Une enquête publiée ce jeudi par la cellule investigation de Radio France laisse entendre que plusieurs personnes, plus ou moins proches dans l’entourage du nageur comme de la jeune fille, étaient au courant des faits à l’époque, ou en ont eu connaissance quelque temps après. Un ancien salarié du MON assure ainsi être «tombé des nues» en apprenant la nature de la relation en Thaïlande. Alors qu’une nageuse anonymisée se souvient que la victime se rendait «régulièrement» dans la chambre de Yannick Agnel lors de ce séjour, d’autres ont du mal à croire que les parents de la victime – Lionel et Marjorie Horter, eux-mêmes de tous les voyages ou presque – «ont pu ne rien voir» de ce qu’il se passait entre leur fille et le nageur.
D’autres témoignages recueillis par Radio France tendent à montrer que plusieurs autres nageurs et nageuses connaissaient la relation intime qui existait entre Agnel et la fille de Lionel Horter. La victime l’aurait confié à plusieurs athlètes. «N. m’a dit fin 2017 qu’elle avait eu une relation avec Yannick Agnel un an auparavant. Elle me l’a dit sur le ton de la confidence. Je pense qu’elle ne réalisait pas», dit une nageuse. Un autre nageur qui a quitté le club entre-temps assure que peu à peu, «tout le monde est au courant au sein du club».

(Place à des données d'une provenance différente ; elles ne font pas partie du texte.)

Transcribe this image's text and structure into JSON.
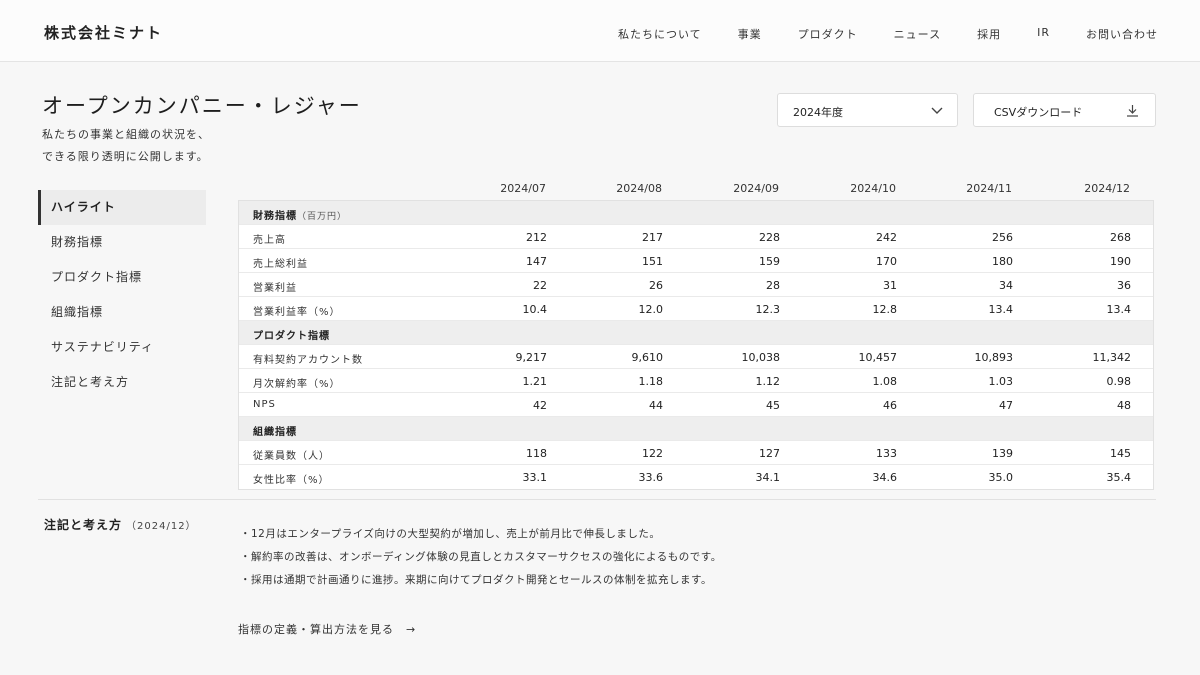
{
  "header": {
    "logo": "株式会社ミナト",
    "nav": [
      "私たちについて",
      "事業",
      "プロダクト",
      "ニュース",
      "採用",
      "IR",
      "お問い合わせ"
    ]
  },
  "page": {
    "title": "オープンカンパニー・レジャー",
    "description_line1": "私たちの事業と組織の状況を、",
    "description_line2": "できる限り透明に公開します。"
  },
  "controls": {
    "year_select": "2024年度",
    "csv_label": "CSVダウンロード"
  },
  "sidenav": {
    "items": [
      "ハイライト",
      "財務指標",
      "プロダクト指標",
      "組織指標",
      "サステナビリティ",
      "注記と考え方"
    ],
    "active_index": 0
  },
  "table": {
    "columns": [
      "2024/07",
      "2024/08",
      "2024/09",
      "2024/10",
      "2024/11",
      "2024/12"
    ],
    "rows": [
      {
        "type": "section",
        "label": "財務指標",
        "unit": "（百万円）"
      },
      {
        "type": "data",
        "label": "売上高",
        "values": [
          "212",
          "217",
          "228",
          "242",
          "256",
          "268"
        ]
      },
      {
        "type": "data",
        "label": "売上総利益",
        "values": [
          "147",
          "151",
          "159",
          "170",
          "180",
          "190"
        ]
      },
      {
        "type": "data",
        "label": "営業利益",
        "values": [
          "22",
          "26",
          "28",
          "31",
          "34",
          "36"
        ]
      },
      {
        "type": "data",
        "label": "営業利益率（%）",
        "values": [
          "10.4",
          "12.0",
          "12.3",
          "12.8",
          "13.4",
          "13.4"
        ]
      },
      {
        "type": "section",
        "label": "プロダクト指標",
        "unit": ""
      },
      {
        "type": "data",
        "label": "有料契約アカウント数",
        "values": [
          "9,217",
          "9,610",
          "10,038",
          "10,457",
          "10,893",
          "11,342"
        ]
      },
      {
        "type": "data",
        "label": "月次解約率（%）",
        "values": [
          "1.21",
          "1.18",
          "1.12",
          "1.08",
          "1.03",
          "0.98"
        ]
      },
      {
        "type": "data",
        "label": "NPS",
        "values": [
          "42",
          "44",
          "45",
          "46",
          "47",
          "48"
        ]
      },
      {
        "type": "section",
        "label": "組織指標",
        "unit": ""
      },
      {
        "type": "data",
        "label": "従業員数（人）",
        "values": [
          "118",
          "122",
          "127",
          "133",
          "139",
          "145"
        ]
      },
      {
        "type": "data",
        "label": "女性比率（%）",
        "values": [
          "33.1",
          "33.6",
          "34.1",
          "34.6",
          "35.0",
          "35.4"
        ]
      }
    ]
  },
  "notes": {
    "title": "注記と考え方",
    "period": "（2024/12）",
    "items": [
      "・12月はエンタープライズ向けの大型契約が増加し、売上が前月比で伸長しました。",
      "・解約率の改善は、オンボーディング体験の見直しとカスタマーサクセスの強化によるものです。",
      "・採用は通期で計画通りに進捗。来期に向けてプロダクト開発とセールスの体制を拡充します。"
    ],
    "link_label": "指標の定義・算出方法を見る",
    "link_arrow": "→"
  }
}
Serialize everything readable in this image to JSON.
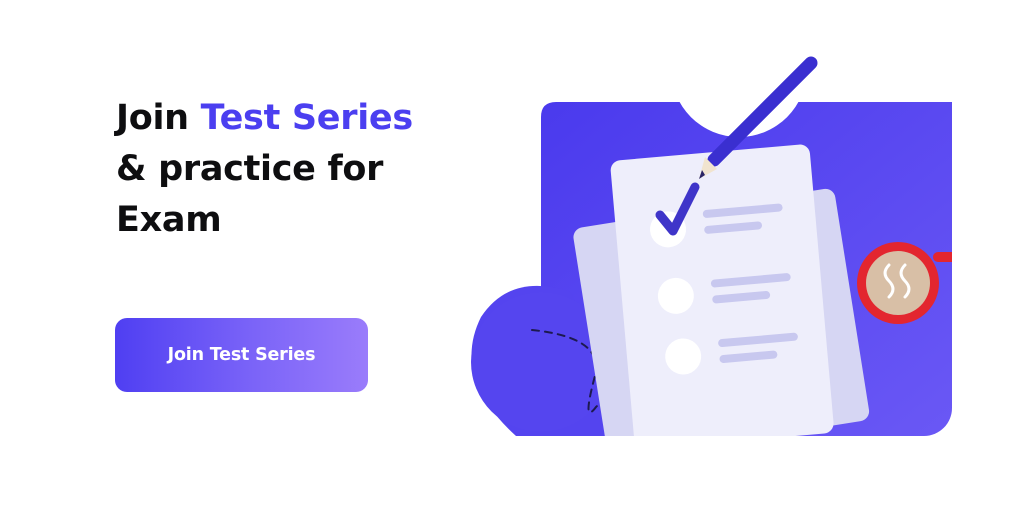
{
  "banner": {
    "headline_prefix": "Join ",
    "headline_accent": "Test Series",
    "headline_line2": "& practice for",
    "headline_line3": "Exam",
    "cta_label": "Join Test Series"
  },
  "colors": {
    "accent": "#4b3ff0",
    "cta_gradient_start": "#4f3ff2",
    "cta_gradient_end": "#9a7cfb",
    "card_background": "#ffffff",
    "mug_red": "#e3262f"
  },
  "illustration": {
    "icons": [
      "pencil-icon",
      "checkmark-icon",
      "coffee-mug-icon",
      "dashed-path-icon"
    ]
  }
}
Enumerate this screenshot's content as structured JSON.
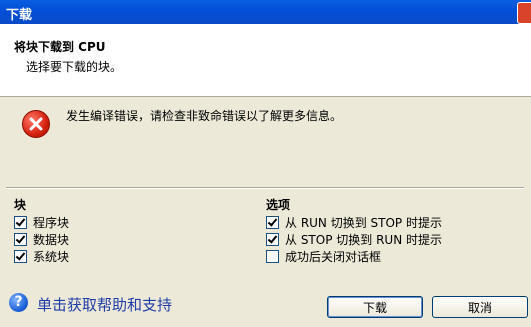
{
  "window": {
    "title": "下载"
  },
  "header": {
    "title": "将块下载到 CPU",
    "subtitle": "选择要下载的块。"
  },
  "error": {
    "message": "发生编译错误，请检查非致命错误以了解更多信息。"
  },
  "blocks": {
    "title": "块",
    "items": [
      {
        "label": "程序块",
        "checked": true
      },
      {
        "label": "数据块",
        "checked": true
      },
      {
        "label": "系统块",
        "checked": true
      }
    ]
  },
  "options": {
    "title": "选项",
    "items": [
      {
        "label": "从 RUN 切换到 STOP 时提示",
        "checked": true
      },
      {
        "label": "从 STOP 切换到 RUN 时提示",
        "checked": true
      },
      {
        "label": "成功后关闭对话框",
        "checked": false
      }
    ]
  },
  "help": {
    "icon": "?",
    "label": "单击获取帮助和支持"
  },
  "buttons": {
    "download": "下载",
    "cancel": "取消"
  },
  "colors": {
    "titlebar": "#0a5fe0",
    "dialog_bg": "#ece9d8",
    "help_link": "#1f3ca8",
    "error_icon": "#d4200e"
  }
}
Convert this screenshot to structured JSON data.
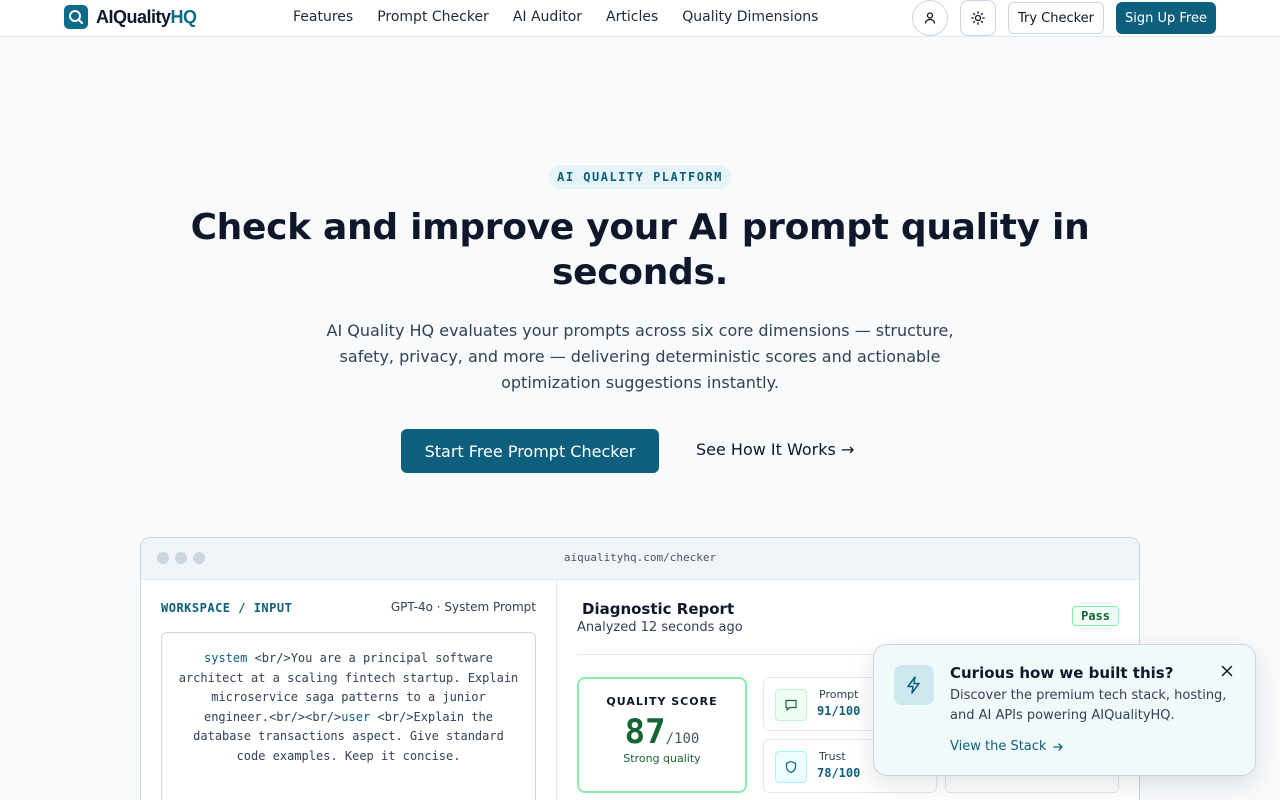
{
  "header": {
    "logo_main": "AIQuality",
    "logo_accent": "HQ",
    "nav": [
      "Features",
      "Prompt Checker",
      "AI Auditor",
      "Articles",
      "Quality Dimensions"
    ],
    "try_checker": "Try Checker",
    "sign_up": "Sign Up Free"
  },
  "hero": {
    "badge": "AI QUALITY PLATFORM",
    "title": "Check and improve your AI prompt quality in seconds.",
    "subtitle": "AI Quality HQ evaluates your prompts across six core dimensions — structure, safety, privacy, and more — delivering deterministic scores and actionable optimization suggestions instantly.",
    "cta_primary": "Start Free Prompt Checker",
    "cta_secondary": "See How It Works →"
  },
  "mockup": {
    "url": "aiqualityhq.com/checker",
    "workspace_label": "WORKSPACE / INPUT",
    "model": "GPT-4o · System Prompt",
    "prompt": {
      "kw_system": "system",
      "part1": " <br/>You are a principal software architect at a scaling fintech startup. Explain microservice saga patterns to a junior engineer.<br/><br/>",
      "kw_user": "user",
      "part2": " <br/>Explain the database transactions aspect. Give standard code examples. Keep it concise."
    },
    "report": {
      "title": "Diagnostic Report",
      "time": "Analyzed 12 seconds ago",
      "status": "Pass",
      "score_label": "QUALITY SCORE",
      "score": "87",
      "score_max": "/100",
      "score_note": "Strong quality",
      "metrics": [
        {
          "name": "Prompt",
          "score": "91/100",
          "icon": "chat-icon"
        },
        {
          "name": "Trust",
          "score": "78/100",
          "icon": "shield-icon"
        }
      ]
    }
  },
  "popup": {
    "title": "Curious how we built this?",
    "text": "Discover the premium tech stack, hosting, and AI APIs powering AIQualityHQ.",
    "link": "View the Stack"
  },
  "colors": {
    "primary": "#0e5f7d",
    "success": "#166534"
  }
}
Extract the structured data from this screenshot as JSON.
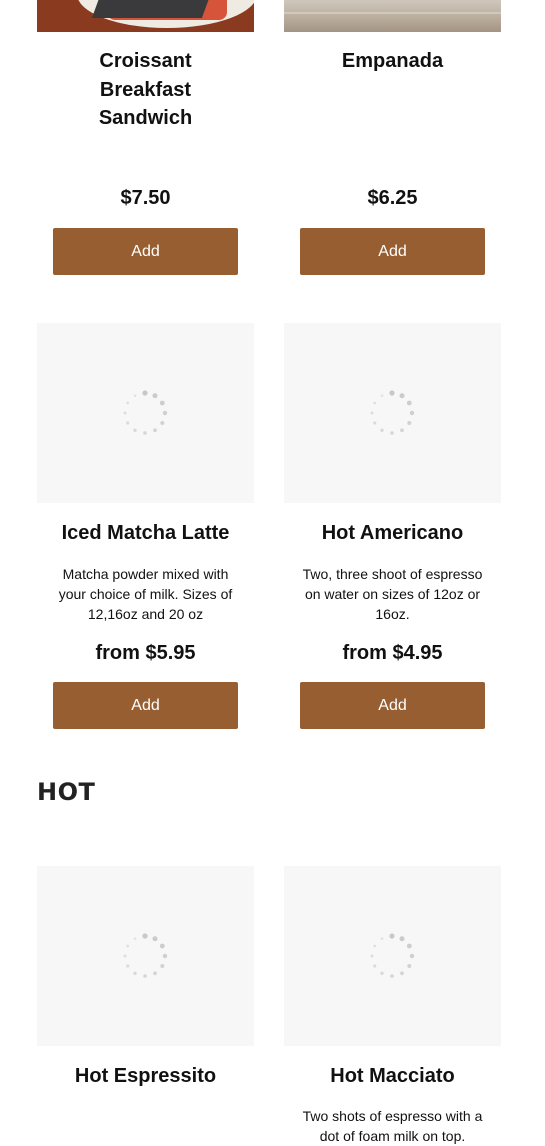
{
  "section": {
    "heading": "HOT"
  },
  "products": {
    "croissant": {
      "title": "Croissant Breakfast Sandwich",
      "price": "$7.50",
      "add_label": "Add"
    },
    "empanada": {
      "title": "Empanada",
      "price": "$6.25",
      "add_label": "Add"
    },
    "iced_matcha": {
      "title": "Iced Matcha Latte",
      "description": "Matcha powder mixed with your choice of milk. Sizes of 12,16oz and 20 oz",
      "price": "from $5.95",
      "add_label": "Add"
    },
    "hot_americano": {
      "title": "Hot Americano",
      "description": "Two, three shoot of espresso on water on sizes of 12oz or 16oz.",
      "price": "from $4.95",
      "add_label": "Add"
    },
    "hot_espressito": {
      "title": "Hot Espressito"
    },
    "hot_macciato": {
      "title": "Hot Macciato",
      "description": "Two shots of espresso with a dot of foam milk on top."
    }
  },
  "icons": {
    "loading": "loading-spinner-icon"
  },
  "colors": {
    "add_button": "#975f31",
    "image_placeholder": "#f7f7f7"
  }
}
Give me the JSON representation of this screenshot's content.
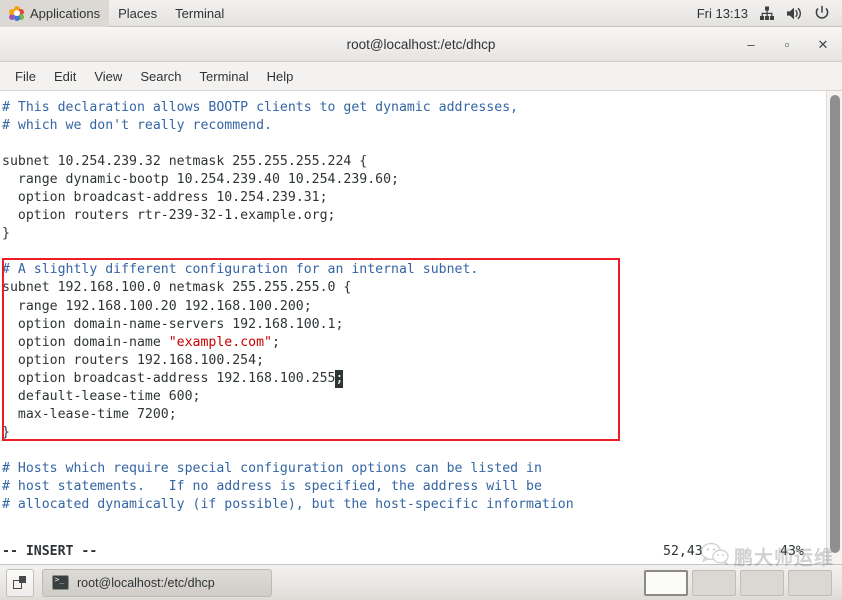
{
  "topbar": {
    "apps_label": "Applications",
    "places_label": "Places",
    "terminal_label": "Terminal",
    "clock": "Fri 13:13",
    "icons": {
      "applications": "pinwheel-icon",
      "network": "network-icon",
      "volume": "volume-icon",
      "power": "power-icon"
    }
  },
  "window": {
    "title": "root@localhost:/etc/dhcp",
    "buttons": {
      "minimize": "–",
      "maximize": "▫",
      "close": "✕"
    },
    "menu": [
      "File",
      "Edit",
      "View",
      "Search",
      "Terminal",
      "Help"
    ]
  },
  "terminal": {
    "lines": [
      {
        "segments": [
          {
            "text": "# This declaration allows BOOTP clients to get dynamic addresses,",
            "style": "comment"
          }
        ]
      },
      {
        "segments": [
          {
            "text": "# which we don't really recommend.",
            "style": "comment"
          }
        ]
      },
      {
        "segments": [
          {
            "text": "",
            "style": "plain"
          }
        ]
      },
      {
        "segments": [
          {
            "text": "subnet 10.254.239.32 netmask 255.255.255.224 {",
            "style": "plain"
          }
        ]
      },
      {
        "segments": [
          {
            "text": "  range dynamic-bootp 10.254.239.40 10.254.239.60;",
            "style": "plain"
          }
        ]
      },
      {
        "segments": [
          {
            "text": "  option broadcast-address 10.254.239.31;",
            "style": "plain"
          }
        ]
      },
      {
        "segments": [
          {
            "text": "  option routers rtr-239-32-1.example.org;",
            "style": "plain"
          }
        ]
      },
      {
        "segments": [
          {
            "text": "}",
            "style": "plain"
          }
        ]
      },
      {
        "segments": [
          {
            "text": "",
            "style": "plain"
          }
        ]
      },
      {
        "segments": [
          {
            "text": "# A slightly different configuration for an internal subnet.",
            "style": "comment"
          }
        ]
      },
      {
        "segments": [
          {
            "text": "subnet 192.168.100.0 netmask 255.255.255.0 {",
            "style": "plain"
          }
        ]
      },
      {
        "segments": [
          {
            "text": "  range 192.168.100.20 192.168.100.200;",
            "style": "plain"
          }
        ]
      },
      {
        "segments": [
          {
            "text": "  option domain-name-servers 192.168.100.1;",
            "style": "plain"
          }
        ]
      },
      {
        "segments": [
          {
            "text": "  option domain-name ",
            "style": "plain"
          },
          {
            "text": "\"example.com\"",
            "style": "string"
          },
          {
            "text": ";",
            "style": "plain"
          }
        ]
      },
      {
        "segments": [
          {
            "text": "  option routers 192.168.100.254;",
            "style": "plain"
          }
        ]
      },
      {
        "segments": [
          {
            "text": "  option broadcast-address 192.168.100.255",
            "style": "plain"
          },
          {
            "text": ";",
            "style": "cursor"
          }
        ]
      },
      {
        "segments": [
          {
            "text": "  default-lease-time 600;",
            "style": "plain"
          }
        ]
      },
      {
        "segments": [
          {
            "text": "  max-lease-time 7200;",
            "style": "plain"
          }
        ]
      },
      {
        "segments": [
          {
            "text": "}",
            "style": "plain"
          }
        ]
      },
      {
        "segments": [
          {
            "text": "",
            "style": "plain"
          }
        ]
      },
      {
        "segments": [
          {
            "text": "# Hosts which require special configuration options can be listed in",
            "style": "comment"
          }
        ]
      },
      {
        "segments": [
          {
            "text": "# host statements.   If no address is specified, the address will be",
            "style": "comment"
          }
        ]
      },
      {
        "segments": [
          {
            "text": "# allocated dynamically (if possible), but the host-specific information",
            "style": "comment"
          }
        ]
      }
    ],
    "status": {
      "mode": "-- INSERT --",
      "position": "52,43",
      "percent": "43%"
    },
    "annotation_color": "#ee1c25"
  },
  "watermark": {
    "text": "鹏大师运维",
    "icon": "wechat-icon"
  },
  "taskbar": {
    "show_desktop_icon": "show-desktop-icon",
    "tasks": [
      {
        "label": "root@localhost:/etc/dhcp",
        "icon": "terminal-icon"
      }
    ],
    "workspaces": [
      {
        "active": true
      },
      {
        "active": false
      },
      {
        "active": false
      },
      {
        "active": false
      }
    ]
  }
}
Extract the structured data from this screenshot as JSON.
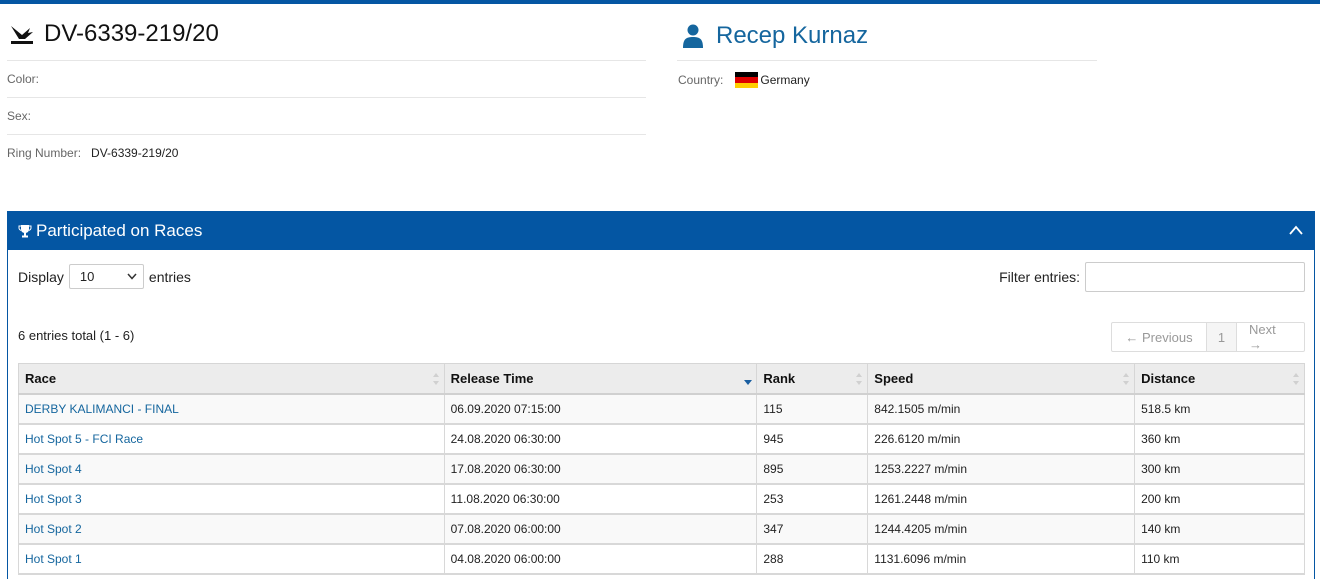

«Aucun élément ne montre à l’heure actuelle que les parents étaient au courant»
Les parents de la victime ont pourtant assuré n’avoir été mis au courant par leur fille qu’à l’été 2021, deux semaines avant qu’elle ne porte plainte. Une version mise en doute par plusieurs témoignages recueillis par la cellule investigation de Radio France. Une personne présentée comme «un ancien cadre du club» narre une scène qui aurait eu lieu au printemps 2019, au moment où Yannick Agnel est en bisbille avec le MON, qui ne lui aurait pas versé sa dernière année de contrat, soit 60 000 euros. Le club envoie une lettre de conciliation à Agnel. «Franck Horter [président du MON et frère de Lionel, ndlr] me dit que Yannick serait sage d’accepter cette conciliation, car ils ont un dossier sur lui et sa nièce, N.», raconte l’ancien cadre en question.
«Aucun élément ne montre à l’heure actuelle que les parents étaient au courant, insiste Edwige Roux-Morizot, procureure de Mulhouse, interrogée par Radio France. Une information judiciaire évolue au gré des auditions. On verra bien. En tout cas, cela n’amoindrit pas la souffrance de la victime.»
«Si les faits sont constitutifs de viol ou agression sexuelle, c’est qu’il existe une différence d’âge importante» entre la victime et le nageur, âgé de 24 ans à l’époque des faits en 2016, spécifiait la procureure au moment de la mise en examen de Yannick Agnel. Tout en rappelant que la loi interdit en France toute relation sexuelle entre un majeur et un mineur de moins de 15 ans, même si celui-ci est consentant.